Alligator Attacks in the United States | Graphiq

Before 2000, a year or two could pass in the U.S. with no recorded alligator-related injuries, and deaths were even more unlikely, according to CrocBITE, a global alligator and crocodile attack tracker. Since then, however, attacks have been on the rise in the states bordering the Gulf of Mexico that most American alligators call home. Florida hosts the biggest chunk of wet subtropical and tropical climates in the country, so it typically records the highest numbers of alligator attacks.

Even with the increase in attacks, the chance of being harmed by these large reptiles is extremely low. The likelihood of an unprovoked alligator attack in Florida is one in 2.4 million, according to the state’s Fish and Wildlife Conservation Commission. In contrast, the chance of dying in a firearm assault is one in 28,000 and the likelihood of perishing in an airplane crash is one in 767,000. That said, a human is far more likely to be killed by an alligator than by a dog, flood or hurricane, according to the Insurance Information Institute.

In May, a man had his left forearm bitten off by an alligator as he hid from Lakeland, Florida, police in brush near water while suffering a mental breakdown. And a month earlier, hunters killed a 15-foot, 800-pound gator that had been engorging itself on cattle at an Okeechobee farm.

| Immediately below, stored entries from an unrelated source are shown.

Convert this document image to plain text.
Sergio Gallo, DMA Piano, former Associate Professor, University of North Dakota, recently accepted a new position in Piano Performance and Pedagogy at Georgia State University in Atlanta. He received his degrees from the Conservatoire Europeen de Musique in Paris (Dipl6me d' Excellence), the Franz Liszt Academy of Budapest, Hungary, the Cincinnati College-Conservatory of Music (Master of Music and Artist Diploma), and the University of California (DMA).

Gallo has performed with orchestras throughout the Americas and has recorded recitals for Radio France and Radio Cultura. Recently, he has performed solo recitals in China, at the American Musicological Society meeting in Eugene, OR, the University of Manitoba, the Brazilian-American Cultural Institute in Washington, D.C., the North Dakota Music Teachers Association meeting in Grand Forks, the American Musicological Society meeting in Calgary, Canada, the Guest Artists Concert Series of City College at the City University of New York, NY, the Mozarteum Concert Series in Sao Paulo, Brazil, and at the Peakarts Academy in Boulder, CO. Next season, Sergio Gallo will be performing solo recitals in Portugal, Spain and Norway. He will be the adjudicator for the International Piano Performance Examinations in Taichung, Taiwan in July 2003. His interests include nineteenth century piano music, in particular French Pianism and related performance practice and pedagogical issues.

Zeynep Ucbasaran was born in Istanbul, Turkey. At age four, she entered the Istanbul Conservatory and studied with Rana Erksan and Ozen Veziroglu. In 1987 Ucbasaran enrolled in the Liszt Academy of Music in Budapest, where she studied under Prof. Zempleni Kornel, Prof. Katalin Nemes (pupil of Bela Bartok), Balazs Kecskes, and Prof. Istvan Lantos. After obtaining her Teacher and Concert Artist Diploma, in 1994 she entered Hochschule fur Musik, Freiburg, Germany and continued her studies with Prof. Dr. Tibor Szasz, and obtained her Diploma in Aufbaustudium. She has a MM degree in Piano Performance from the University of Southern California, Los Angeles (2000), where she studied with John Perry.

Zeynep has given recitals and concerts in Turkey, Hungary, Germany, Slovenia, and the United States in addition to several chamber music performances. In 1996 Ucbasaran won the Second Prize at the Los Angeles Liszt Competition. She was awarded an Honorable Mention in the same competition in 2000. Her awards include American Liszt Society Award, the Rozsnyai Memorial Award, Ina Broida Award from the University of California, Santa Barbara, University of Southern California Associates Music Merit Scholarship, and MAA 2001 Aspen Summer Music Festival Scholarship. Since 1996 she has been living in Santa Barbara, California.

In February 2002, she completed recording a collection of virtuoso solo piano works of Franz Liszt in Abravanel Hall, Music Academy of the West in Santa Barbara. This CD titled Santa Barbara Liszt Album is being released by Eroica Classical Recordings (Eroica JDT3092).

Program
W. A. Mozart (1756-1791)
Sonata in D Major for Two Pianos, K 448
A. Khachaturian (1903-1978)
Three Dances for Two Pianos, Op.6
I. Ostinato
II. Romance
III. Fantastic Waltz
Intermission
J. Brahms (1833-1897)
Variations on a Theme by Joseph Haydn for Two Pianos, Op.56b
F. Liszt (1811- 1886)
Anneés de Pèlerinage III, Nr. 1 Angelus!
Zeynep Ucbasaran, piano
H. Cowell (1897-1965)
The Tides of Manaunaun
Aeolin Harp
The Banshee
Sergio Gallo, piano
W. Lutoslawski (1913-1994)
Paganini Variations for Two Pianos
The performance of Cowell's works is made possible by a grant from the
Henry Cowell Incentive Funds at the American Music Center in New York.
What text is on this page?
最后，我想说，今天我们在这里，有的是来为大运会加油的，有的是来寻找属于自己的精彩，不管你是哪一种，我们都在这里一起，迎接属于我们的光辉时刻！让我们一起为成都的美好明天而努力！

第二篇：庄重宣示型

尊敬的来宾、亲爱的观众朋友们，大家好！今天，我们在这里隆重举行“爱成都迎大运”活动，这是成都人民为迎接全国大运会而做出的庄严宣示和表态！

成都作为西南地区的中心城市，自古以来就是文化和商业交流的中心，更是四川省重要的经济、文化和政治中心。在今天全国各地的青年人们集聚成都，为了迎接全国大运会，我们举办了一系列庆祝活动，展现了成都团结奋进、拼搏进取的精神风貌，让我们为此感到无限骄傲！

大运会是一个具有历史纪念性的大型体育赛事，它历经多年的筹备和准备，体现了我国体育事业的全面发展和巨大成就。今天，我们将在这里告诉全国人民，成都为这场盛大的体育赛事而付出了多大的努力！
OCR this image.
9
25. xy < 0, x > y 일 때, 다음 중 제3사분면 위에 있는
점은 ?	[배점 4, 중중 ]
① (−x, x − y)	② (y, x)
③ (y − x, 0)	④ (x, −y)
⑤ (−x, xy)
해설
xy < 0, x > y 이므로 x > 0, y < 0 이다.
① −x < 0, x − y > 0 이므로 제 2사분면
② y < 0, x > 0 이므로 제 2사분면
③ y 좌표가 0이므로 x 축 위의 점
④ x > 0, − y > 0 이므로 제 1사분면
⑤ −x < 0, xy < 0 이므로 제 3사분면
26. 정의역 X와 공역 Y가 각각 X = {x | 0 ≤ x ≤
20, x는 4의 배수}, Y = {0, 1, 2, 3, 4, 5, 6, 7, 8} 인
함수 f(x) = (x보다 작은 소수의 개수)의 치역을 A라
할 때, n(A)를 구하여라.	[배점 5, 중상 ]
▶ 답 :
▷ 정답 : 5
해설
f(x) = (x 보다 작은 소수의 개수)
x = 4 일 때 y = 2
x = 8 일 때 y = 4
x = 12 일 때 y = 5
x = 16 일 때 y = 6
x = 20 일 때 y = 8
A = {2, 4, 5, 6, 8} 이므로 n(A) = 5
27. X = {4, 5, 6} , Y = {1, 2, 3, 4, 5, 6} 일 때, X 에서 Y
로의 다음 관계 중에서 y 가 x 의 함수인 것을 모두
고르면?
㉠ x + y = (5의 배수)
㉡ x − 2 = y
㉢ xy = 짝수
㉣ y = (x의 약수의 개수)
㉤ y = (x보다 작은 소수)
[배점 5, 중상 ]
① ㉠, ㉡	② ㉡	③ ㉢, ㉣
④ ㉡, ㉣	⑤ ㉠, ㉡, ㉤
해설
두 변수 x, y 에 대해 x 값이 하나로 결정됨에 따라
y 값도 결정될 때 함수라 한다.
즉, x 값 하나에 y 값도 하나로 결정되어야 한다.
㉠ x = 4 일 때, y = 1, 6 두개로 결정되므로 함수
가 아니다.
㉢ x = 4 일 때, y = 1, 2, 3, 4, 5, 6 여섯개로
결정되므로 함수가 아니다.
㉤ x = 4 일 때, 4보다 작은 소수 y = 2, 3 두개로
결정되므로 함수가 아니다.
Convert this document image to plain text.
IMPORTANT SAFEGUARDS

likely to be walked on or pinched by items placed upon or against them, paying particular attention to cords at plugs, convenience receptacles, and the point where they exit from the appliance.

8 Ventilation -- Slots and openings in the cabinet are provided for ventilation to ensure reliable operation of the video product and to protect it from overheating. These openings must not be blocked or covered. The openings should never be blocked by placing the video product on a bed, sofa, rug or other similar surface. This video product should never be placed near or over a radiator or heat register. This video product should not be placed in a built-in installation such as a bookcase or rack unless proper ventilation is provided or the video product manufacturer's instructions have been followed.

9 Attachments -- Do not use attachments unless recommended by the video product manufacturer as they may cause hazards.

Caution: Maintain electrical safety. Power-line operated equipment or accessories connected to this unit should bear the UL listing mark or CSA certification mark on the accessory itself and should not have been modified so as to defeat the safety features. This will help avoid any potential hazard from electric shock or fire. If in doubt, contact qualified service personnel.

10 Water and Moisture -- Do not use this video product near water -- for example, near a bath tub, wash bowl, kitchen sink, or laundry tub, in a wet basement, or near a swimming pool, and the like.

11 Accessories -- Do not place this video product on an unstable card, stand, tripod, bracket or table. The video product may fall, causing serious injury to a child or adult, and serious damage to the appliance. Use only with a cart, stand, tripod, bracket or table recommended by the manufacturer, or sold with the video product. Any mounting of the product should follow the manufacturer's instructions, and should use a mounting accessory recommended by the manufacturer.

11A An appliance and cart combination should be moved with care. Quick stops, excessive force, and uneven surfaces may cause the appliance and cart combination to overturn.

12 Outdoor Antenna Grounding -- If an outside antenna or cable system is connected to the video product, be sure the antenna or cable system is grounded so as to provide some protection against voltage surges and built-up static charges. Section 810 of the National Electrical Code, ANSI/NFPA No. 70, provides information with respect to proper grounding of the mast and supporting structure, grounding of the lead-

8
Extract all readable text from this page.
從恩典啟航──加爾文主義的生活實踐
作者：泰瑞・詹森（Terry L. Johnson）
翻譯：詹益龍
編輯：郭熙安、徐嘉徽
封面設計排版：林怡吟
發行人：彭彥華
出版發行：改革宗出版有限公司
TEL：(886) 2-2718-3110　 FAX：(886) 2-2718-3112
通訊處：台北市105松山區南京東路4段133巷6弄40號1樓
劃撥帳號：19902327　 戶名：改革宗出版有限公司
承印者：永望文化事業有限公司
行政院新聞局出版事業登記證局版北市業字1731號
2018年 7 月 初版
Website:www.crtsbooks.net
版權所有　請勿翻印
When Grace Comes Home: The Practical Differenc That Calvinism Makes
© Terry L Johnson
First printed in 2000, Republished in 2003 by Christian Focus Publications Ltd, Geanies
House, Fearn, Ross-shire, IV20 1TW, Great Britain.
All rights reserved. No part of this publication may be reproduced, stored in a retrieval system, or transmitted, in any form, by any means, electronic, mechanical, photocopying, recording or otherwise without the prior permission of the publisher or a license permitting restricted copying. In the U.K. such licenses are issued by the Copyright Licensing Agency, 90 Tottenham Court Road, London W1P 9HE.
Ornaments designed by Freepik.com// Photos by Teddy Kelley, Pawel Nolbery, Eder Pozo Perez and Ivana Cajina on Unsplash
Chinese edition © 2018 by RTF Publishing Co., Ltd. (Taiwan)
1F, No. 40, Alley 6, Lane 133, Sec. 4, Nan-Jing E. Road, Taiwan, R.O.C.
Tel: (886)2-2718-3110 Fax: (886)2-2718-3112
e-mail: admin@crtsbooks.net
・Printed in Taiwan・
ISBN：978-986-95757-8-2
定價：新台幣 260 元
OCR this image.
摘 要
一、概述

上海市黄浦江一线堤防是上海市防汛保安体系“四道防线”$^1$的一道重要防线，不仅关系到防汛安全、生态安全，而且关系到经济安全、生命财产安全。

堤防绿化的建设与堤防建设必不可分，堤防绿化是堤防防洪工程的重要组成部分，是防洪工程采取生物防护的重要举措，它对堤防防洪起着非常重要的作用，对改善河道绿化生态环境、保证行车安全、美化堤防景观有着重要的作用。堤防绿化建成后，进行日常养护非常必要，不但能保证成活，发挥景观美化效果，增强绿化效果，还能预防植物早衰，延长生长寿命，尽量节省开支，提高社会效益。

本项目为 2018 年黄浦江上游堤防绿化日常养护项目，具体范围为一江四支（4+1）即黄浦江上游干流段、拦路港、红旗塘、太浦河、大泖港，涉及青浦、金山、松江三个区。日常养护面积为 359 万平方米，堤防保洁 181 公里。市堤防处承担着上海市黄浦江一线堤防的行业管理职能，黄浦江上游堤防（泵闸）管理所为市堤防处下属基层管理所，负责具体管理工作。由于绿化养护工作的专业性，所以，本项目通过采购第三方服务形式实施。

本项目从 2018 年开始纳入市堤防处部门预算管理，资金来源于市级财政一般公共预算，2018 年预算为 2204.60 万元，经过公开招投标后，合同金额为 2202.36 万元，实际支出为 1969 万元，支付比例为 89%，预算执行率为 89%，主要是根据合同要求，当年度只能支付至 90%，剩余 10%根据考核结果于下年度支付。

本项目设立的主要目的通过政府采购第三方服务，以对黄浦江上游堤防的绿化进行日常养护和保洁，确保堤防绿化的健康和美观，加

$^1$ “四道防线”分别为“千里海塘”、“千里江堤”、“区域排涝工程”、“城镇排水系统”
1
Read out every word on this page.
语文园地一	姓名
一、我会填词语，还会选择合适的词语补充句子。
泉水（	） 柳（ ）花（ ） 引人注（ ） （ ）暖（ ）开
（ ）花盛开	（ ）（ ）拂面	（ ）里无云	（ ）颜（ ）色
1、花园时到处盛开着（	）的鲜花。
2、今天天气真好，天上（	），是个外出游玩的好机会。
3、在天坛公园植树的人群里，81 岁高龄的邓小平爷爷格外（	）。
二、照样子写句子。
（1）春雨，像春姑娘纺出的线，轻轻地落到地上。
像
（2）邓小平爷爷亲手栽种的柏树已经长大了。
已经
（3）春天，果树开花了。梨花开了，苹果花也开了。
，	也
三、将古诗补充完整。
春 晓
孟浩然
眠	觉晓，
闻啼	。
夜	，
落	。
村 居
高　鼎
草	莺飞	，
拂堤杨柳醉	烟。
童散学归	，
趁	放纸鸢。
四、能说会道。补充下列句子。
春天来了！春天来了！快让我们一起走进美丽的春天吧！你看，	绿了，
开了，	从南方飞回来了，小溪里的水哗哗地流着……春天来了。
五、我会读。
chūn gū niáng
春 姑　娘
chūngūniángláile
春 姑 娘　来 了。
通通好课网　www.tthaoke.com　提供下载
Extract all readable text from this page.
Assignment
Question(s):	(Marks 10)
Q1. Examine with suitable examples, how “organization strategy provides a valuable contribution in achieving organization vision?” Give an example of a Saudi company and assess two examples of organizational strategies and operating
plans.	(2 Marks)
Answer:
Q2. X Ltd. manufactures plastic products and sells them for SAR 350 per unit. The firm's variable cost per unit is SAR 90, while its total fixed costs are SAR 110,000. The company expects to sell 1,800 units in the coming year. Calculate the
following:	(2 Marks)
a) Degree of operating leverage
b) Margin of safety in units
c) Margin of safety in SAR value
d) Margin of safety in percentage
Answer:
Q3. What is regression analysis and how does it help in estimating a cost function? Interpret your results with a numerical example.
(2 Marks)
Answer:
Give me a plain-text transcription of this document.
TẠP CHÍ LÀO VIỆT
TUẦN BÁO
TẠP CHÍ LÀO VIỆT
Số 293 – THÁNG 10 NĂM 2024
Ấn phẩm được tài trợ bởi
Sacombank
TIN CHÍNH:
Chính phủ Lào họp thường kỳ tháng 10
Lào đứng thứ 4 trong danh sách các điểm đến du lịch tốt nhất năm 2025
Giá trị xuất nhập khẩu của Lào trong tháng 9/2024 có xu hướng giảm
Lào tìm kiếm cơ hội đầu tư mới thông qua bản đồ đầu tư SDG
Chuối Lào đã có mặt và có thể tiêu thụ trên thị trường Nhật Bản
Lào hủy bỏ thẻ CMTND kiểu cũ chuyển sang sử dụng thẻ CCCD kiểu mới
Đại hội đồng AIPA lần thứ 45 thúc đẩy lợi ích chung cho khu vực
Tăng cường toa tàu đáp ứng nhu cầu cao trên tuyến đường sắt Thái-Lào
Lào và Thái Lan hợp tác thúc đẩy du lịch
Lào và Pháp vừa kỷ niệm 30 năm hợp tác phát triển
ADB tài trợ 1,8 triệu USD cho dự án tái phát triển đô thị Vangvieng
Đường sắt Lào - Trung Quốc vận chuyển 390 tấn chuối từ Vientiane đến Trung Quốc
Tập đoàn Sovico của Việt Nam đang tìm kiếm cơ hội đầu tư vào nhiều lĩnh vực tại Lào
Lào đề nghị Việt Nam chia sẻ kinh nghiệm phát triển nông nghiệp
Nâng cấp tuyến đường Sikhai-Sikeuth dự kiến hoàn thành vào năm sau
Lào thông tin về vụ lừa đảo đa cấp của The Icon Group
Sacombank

Florida saw the end of a seven-year stretch with no alligator-related fatalities when two people were killed last October and November, one a fleeing 21-year-old burglary suspect and the other a 61-year-old swimmer.

While alligator attacks are rare, gator attacks on a man-made beach at a Disney theme park had been unheard of until Tuesday when Lane Graves, 2, was dragged away by one of them despite his parents’ desperate attempt to save him from a tragic end.